Passava as manhãs na escola e a tarde ele sumia. Ia andar de skate com sua tribo, cinema com a namorada, shopping, voava. Como todo adolescente tinha sonhos, medos, anseios. Mas isso ele só compartilhava com sua namorada. Sua mãe precisava adivinhar, pois quando se encontravam ele apenas respondia o que lhe era perguntado com monossílabos. Quando ouvia, pois os fones estavam sempre na orelha. Isso acabava cansando Roberta, o que geralmente acabava em discussão. Quando isso acontecia, ia cada um para o seu quarto. Ela se sentindo inútil, apesar de toda sua carreira bem sucedida como executiva e empresária e ele sentindo-se incompreendido, como todo adolescente, e desejando que seu pai estivesse ali. No fundo ele jamais aceitou a morte de seu pai. E quem aceita?!
Mas se o ambiente familiar não é aconchegante o suficiente para um adolescente como Marcos, tenha certeza de que a rua é. Seus amigos o compreendiam e o apoiavam, e mais, o baseado que fumavam juntos confortava a todos, não importando o tipo de problema de cada um ou mesmo se existia algum problema.
Mais tarde, a faculdade lhe trouxe ainda mais liberdade, apesar das atividade intensas. Mesmo com toda a rebeldia, parece que Marcos estava mesmo interessado no curso de Odontologia. Conquistar a independência total era seu objetivo, e para isso uma profissão era fundamental. Assim, ele passou a dividir seu tempo entre a universidade, a namorada, festas e, de vez em quando, sua mãe.
Mas infelizmente, as coisas não permaneceram num rumo sustentável. Logo as festas normais tornaram-se para ele coisa de criança. Então ele passou a procurar novas festas, novas sensações e novos amigos. O baseado já não era tão legal, os amigos de infância ficaram caretas e por um tempo, até sua namorada ficou chata. Um outro Marcos começou a aparecer, com uma voracidade imensa por algo inexplicável. Querendo uma liberdade que não existia, pois ele já não estava preso a nada.

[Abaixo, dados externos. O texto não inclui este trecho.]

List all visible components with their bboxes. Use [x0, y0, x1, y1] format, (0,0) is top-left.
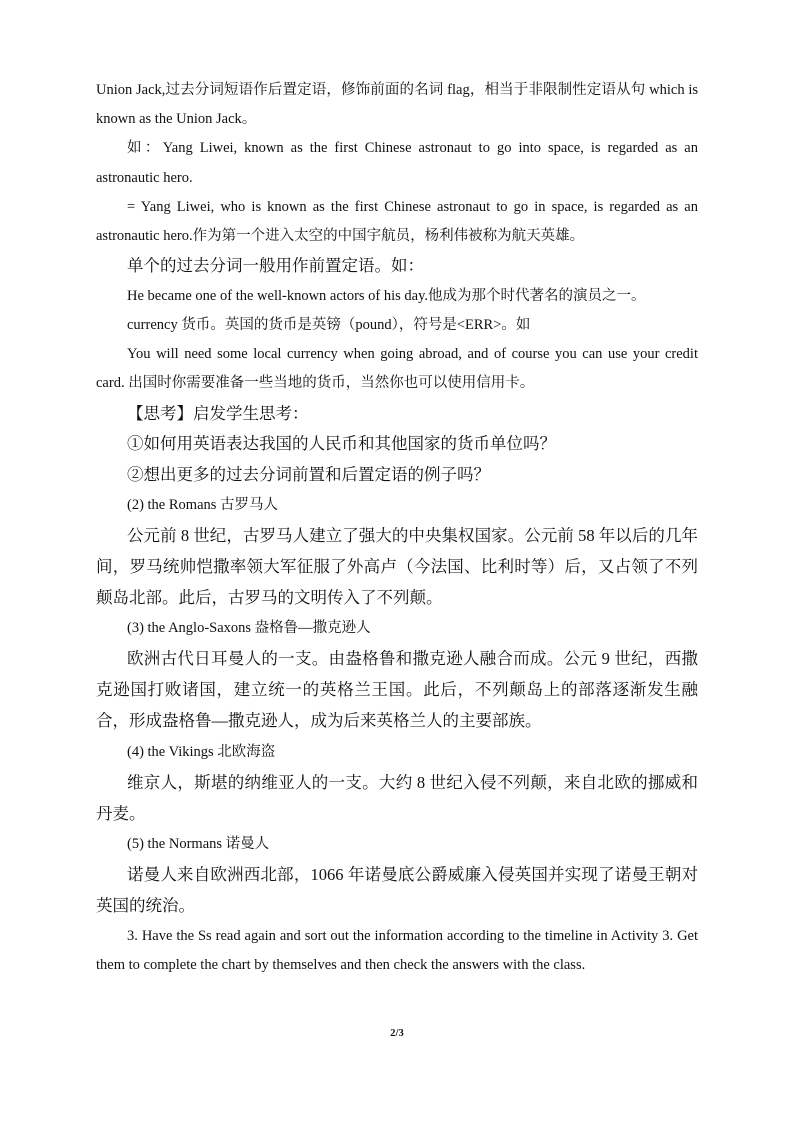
- thinking-question-1: ①如何用英语表达我国的人民币和其他国家的货币单位吗？: [127, 434, 556, 454]
- example-local-currency: You will need some local currency when going abroad, and of course you can use your credit card. 出国时你需要准备一些当地的货币，当然你也可以使用信用卡。: [96, 346, 698, 392]
- paragraph-past-participle-note: 单个的过去分词一般用作前置定语。如：: [127, 256, 424, 276]
- example-well-known-actors: He became one of the well-known actors of his day.他成为那个时代著名的演员之一。: [127, 287, 646, 304]
- section-heading-romans: (2) the Romans 古罗马人: [127, 497, 279, 514]
- thinking-heading: 【思考】启发学生思考：: [127, 403, 309, 423]
- section-body-anglo-saxons: 欧洲古代日耳曼人的一支。由盎格鲁和撒克逊人融合而成。公元 9 世纪，西撒克逊国打败诸国，建立统一的英格兰王国。此后，不列颠岛上的部落逐渐发生融合，形成盎格鲁—撒克逊人，成为后来英格兰人的主要部族。: [96, 649, 698, 731]
- section-heading-anglo-saxons: (3) the Anglo-Saxons 盎格鲁—撒克逊人: [127, 620, 371, 637]
- page-content: [96, 76, 698, 980]
- instruction-activity-3: 3. Have the Ss read again and sort out the information according to the timeline in Activity 3. Get them to complete the chart by themselves and then check the answers with the class.: [96, 928, 698, 974]
- example-yang-liwei: 如：Yang Liwei, known as the first Chinese astronaut to go into space, is regarded as an astronautic hero.: [96, 140, 698, 186]
- section-body-normans: 诺曼人来自欧洲西北部，1066 年诺曼底公爵威廉入侵英国并实现了诺曼王朝对英国的统治。: [96, 865, 698, 916]
- section-heading-vikings: (4) the Vikings 北欧海盗: [127, 743, 276, 760]
- page-number: 2/3: [390, 1028, 404, 1039]
- paragraph-currency: currency 货币。英国的货币是英镑（pound），符号是<ERR>。如: [127, 316, 531, 333]
- section-heading-normans: (5) the Normans 诺曼人: [127, 836, 270, 853]
- section-body-romans: 公元前 8 世纪，古罗马人建立了强大的中央集权国家。公元前 58 年以后的几年间，罗马统帅恺撒率领大军征服了外高卢（今法国、比利时等）后，又占领了不列颠岛北部。此后，古罗马的文明传入了不列颠。: [96, 526, 698, 607]
- example-yang-liwei-rewrite: = Yang Liwei, who is known as the first Chinese astronaut to go in space, is regarded as an astronautic hero.作为第一个进入太空的中国宇航员，杨利伟被称为航天英雄。: [96, 198, 698, 245]
- section-body-vikings: 维京人，斯堪的纳维亚人的一支。大约 8 世纪入侵不列颠，来自北欧的挪威和丹麦。: [96, 772, 698, 823]
- paragraph-union-jack: Union Jack,过去分词短语作后置定语，修饰前面的名词 flag，相当于非限制性定语从句 which is known as the Union Jack。: [96, 82, 698, 128]
- thinking-question-2: ②想出更多的过去分词前置和后置定语的例子吗？: [127, 464, 490, 484]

Não demorou muito para ele andar em caminhos muito perigosos, submundos obscuros. Sua mesada, boa até, já não era suficiente. Ele passou a fazer retiradas furtivas da carteira de Roberta. E como isso não bastou, certa noite ela abriu a porta para uma visita bem inesperada. Dois sujeitos, muito suspeitos vieram falar com Marcos que correu e saiu para fora da casa, fechando a porta atrás de si. Os dois falaram com ele em tom ameaçador, o empurraram. Quando Roberta abriu a porta teve tempo de ouvir apenas a frase: “Tu tem até amanhã.”
Marcos não teve como esconder tudo o que se passava. Apenas conseguiu inventar uma história que misturava a compra de um skate com uma aposta e uma grana que ele perdeu e não pagou. Diante da situação que Roberta presenciou, ela viu-se obrigada a lhe dar o dinheiro. Apesar de não ter engolido a história de Marcos, não conseguiu puxar para fora a verdade.
Por um tempo ele diminuiu o ritmo, se assustou. Ficou em casa alguns dias, matou o curso e ficou enfiado no quarto. Procurou a antiga namorada outra vez e fizeram as pazes. Mas como um ciclo difícil de ser quebrado, seus novos 'amigos' vieram lhe procurar, pois era muito popular. Além disso, já tinha meses que ele vinha nesse ritmo. Estava sentindo falta do 'prazer' dos entorpecentes. Aos poucos ele foi voltando ao ritmo que havia adquirido. Novas festas, muito loucas. Bares proibidos, clubes camuflados. Certa noite deu-se conta que já fazia mais de um mês que matava o curso. Deu de ombros se arrumou e saiu, pulando a janela do quarto. Uma festa, outra festa. Essa não, não tem pó. Essa sim, álcool, drogas, descontrole.
Nessa noite Roberta precisou atender a porta tarde da noite outra vez. Mas desta vez era a polícia que batia. Apertando as mãos ela perguntou o que era, torcendo para não ouvir a resposta que imaginava. Eles pediram para que ela fosse até o hospital onde Marcos dera entrada as três e meia, com sintomas graves de intoxicação, provavelmente causada por drogas.